Let’s say there are only 10,000 US women.
set.seed(2)
all.us.women <- rnorm(10000, mean=65, sd=3.5)
# take a random sample of 10 from this population using the sample function
our.sample <- sample(all.us.women, 10)
print(mean(our.sample))
[1] 66.15138
Note that as we increase the sample size, the sample mean isn’t always closer to the population mean, but is will be closer on average.
population.mean <- mean(all.us.women)
for (sample.size in seq(5, 30, by=5)) {
# create empty vector with 1000 elements
sample.means <- numeric(length=1000)
for( i in 1:1000) {
sample.means[i] = mean(sample(all.us.women, sample.size))
}
distances.from.true.mean <- abs(sample.means - population.mean) ## abs(vector - number)
mean.distances.from.true.mean <- mean(distances.from.true.mean)
print(mean.distances.from.true.mean)
}
[1] 1.222905
[1] 0.9099672
[1] 0.6953492
[1] 0.6083053
[1] 0.5603942
[1] 0.5105878
We are going to take samples of 40 from the population 10,000 times and plot a frequency distribution of the means.
library(ggplot2)
mean.of.our.samples <- numeric(10000)
for (i in 1:10000) {
a.sample <- sample(all.us.women, 40)
mean.of.our.samples[i] = mean(a.sample)
}
dat = data.frame("mean.height" =mean.of.our.samples)

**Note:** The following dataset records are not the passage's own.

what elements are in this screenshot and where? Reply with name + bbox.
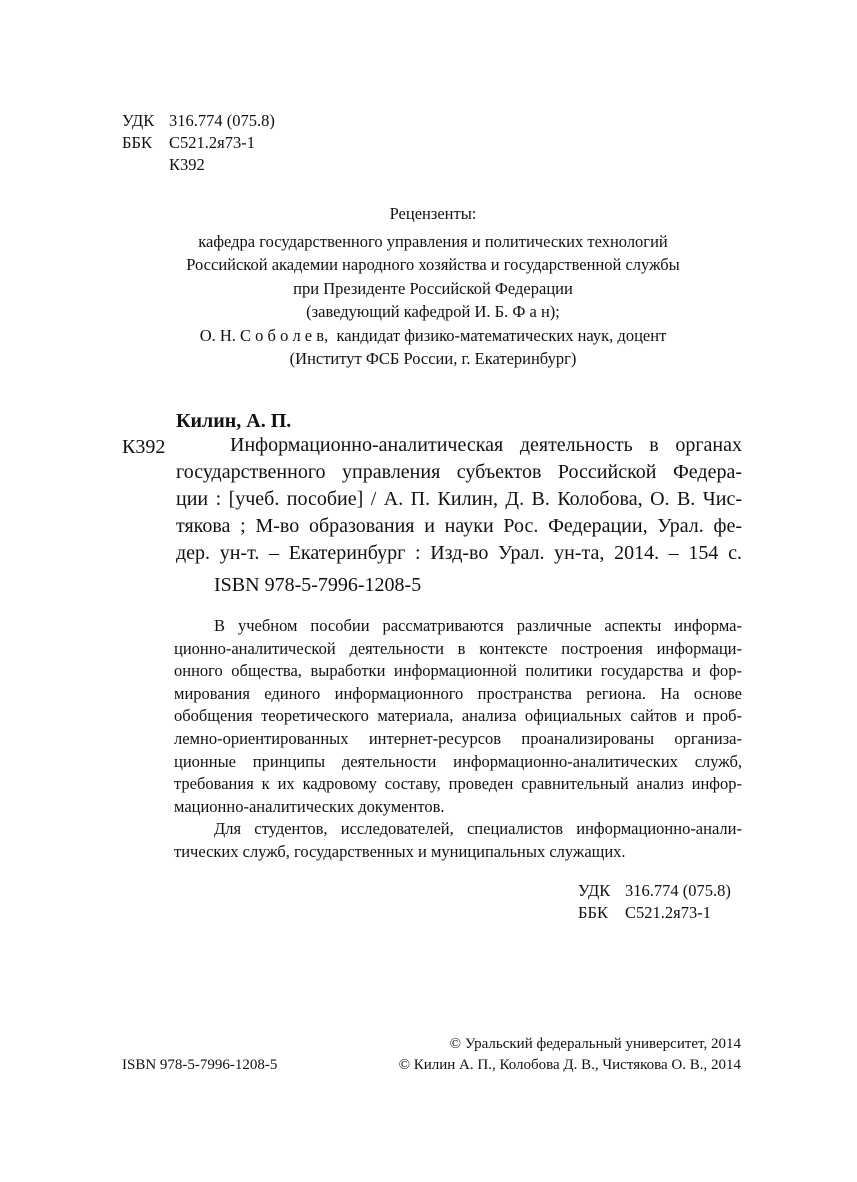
reviewers-block bbox=[100, 202, 766, 371]
record-line: ции : [учеб. пособие] / А. П. Килин, Д. В. Колобова, О. В. Чис- bbox=[176, 488, 742, 510]
udk-line-top bbox=[122, 110, 275, 132]
copyright-authors: © Килин А. П., Колобова Д. В., Чистякова О. В., 2014 bbox=[398, 1057, 741, 1073]
abstract-line: ционные принципы деятельности информационно-аналитических служб, bbox=[174, 751, 742, 771]
abstract-line: обобщения теоретического материала, анализа официальных сайтов и проб- bbox=[174, 706, 742, 726]
record-author: Килин, А. П. bbox=[176, 410, 292, 432]
record-line: тякова ; М-во образования и науки Рос. Федерации, Урал. фе- bbox=[176, 515, 742, 537]
footer-isbn: ISBN 978-5-7996-1208-5 bbox=[122, 1057, 278, 1073]
abstract-line: онного общества, выработки информационной политики государства и фор- bbox=[174, 661, 742, 681]
reviewer-line: (заведующий кафедрой И. Б. Ф а н); bbox=[306, 302, 560, 321]
reviewer-2-title: кандидат физико-математических наук, доцент bbox=[336, 325, 667, 345]
bbk-line-top bbox=[122, 132, 255, 154]
bbk-label: ББК bbox=[122, 133, 152, 152]
abstract-line: тических служб, государственных и муниципальных служащих. bbox=[174, 841, 626, 861]
classification-bottom bbox=[578, 880, 731, 924]
abstract-block bbox=[174, 615, 742, 864]
record-line: дер. ун-т. – Екатеринбург : Изд-во Урал. ун-та, 2014. – 154 с. bbox=[176, 542, 742, 564]
reviewer-line: при Президенте Российской Федерации bbox=[293, 278, 573, 298]
bbk-line-bottom bbox=[578, 902, 731, 924]
udk-line-bottom bbox=[578, 880, 731, 902]
bbk-label: ББК bbox=[578, 903, 608, 922]
abstract-line: В учебном пособии рассматриваются различные аспекты информа- bbox=[214, 616, 742, 635]
udk-value: 316.774 (075.8) bbox=[169, 111, 275, 130]
bbk-value: С521.2я73-1 bbox=[169, 133, 255, 152]
abstract-line: требования к их кадровому составу, проведен сравнительный анализ инфор- bbox=[174, 774, 742, 794]
bbk-value: С521.2я73-1 bbox=[625, 903, 711, 922]
record-isbn: ISBN 978-5-7996-1208-5 bbox=[214, 574, 422, 596]
udk-label: УДК bbox=[122, 111, 155, 130]
abstract-line: ционно-аналитической деятельности в контексте построения информаци- bbox=[174, 638, 742, 658]
record-line: государственного управления субъектов Российской Федера- bbox=[176, 461, 742, 483]
abstract-line: мирования единого информационного пространства региона. На основе bbox=[174, 683, 742, 703]
udk-label: УДК bbox=[578, 881, 611, 900]
copyright-university: © Уральский федеральный университет, 2014 bbox=[449, 1036, 741, 1052]
reviewer-2-line bbox=[100, 324, 766, 348]
reviewer-line: кафедра государственного управления и политических технологий bbox=[198, 231, 668, 251]
reviewer-2-org: (Институт ФСБ России, г. Екатеринбург) bbox=[289, 349, 577, 368]
udk-value: 316.774 (075.8) bbox=[625, 881, 731, 900]
author-mark-top: К392 bbox=[169, 155, 205, 174]
bibliographic-record bbox=[176, 432, 742, 567]
record-line: Информационно-аналитическая деятельность в органах bbox=[230, 434, 742, 456]
abstract-line: Для студентов, исследователей, специалистов информационно-анали- bbox=[214, 819, 742, 839]
abstract-line: лемно-ориентированных интернет-ресурсов проанализированы организа- bbox=[174, 728, 742, 748]
reviewer-2-name: О. Н. С о б о л е в, bbox=[199, 325, 329, 345]
abstract-line: мационно-аналитических документов. bbox=[174, 796, 445, 816]
reviewer-line: Российской академии народного хозяйства и государственной службы bbox=[186, 255, 680, 274]
reviewers-heading: Рецензенты: bbox=[389, 204, 477, 223]
record-author-mark: К392 bbox=[122, 436, 166, 458]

ggplot(dat, aes(x=mean.height) ) +
geom_histogram(bins=80)
The requency distribution above is called a sample distribution. For a large enough sample size, the sampling distribution of any population will be appromimately normal with a mean equal to the population mean $\mu$ , and a standard deviation of : $$\frac{\sigma}{\sqrt{N}}$$ where N is the sample size and $\sigma$ is the population standard deviation. This is called the central limit theorem
The standard deviation of the sampling distribution is called the standard error
and we can use it to quantify our uncertainty about our estimate of the population mean.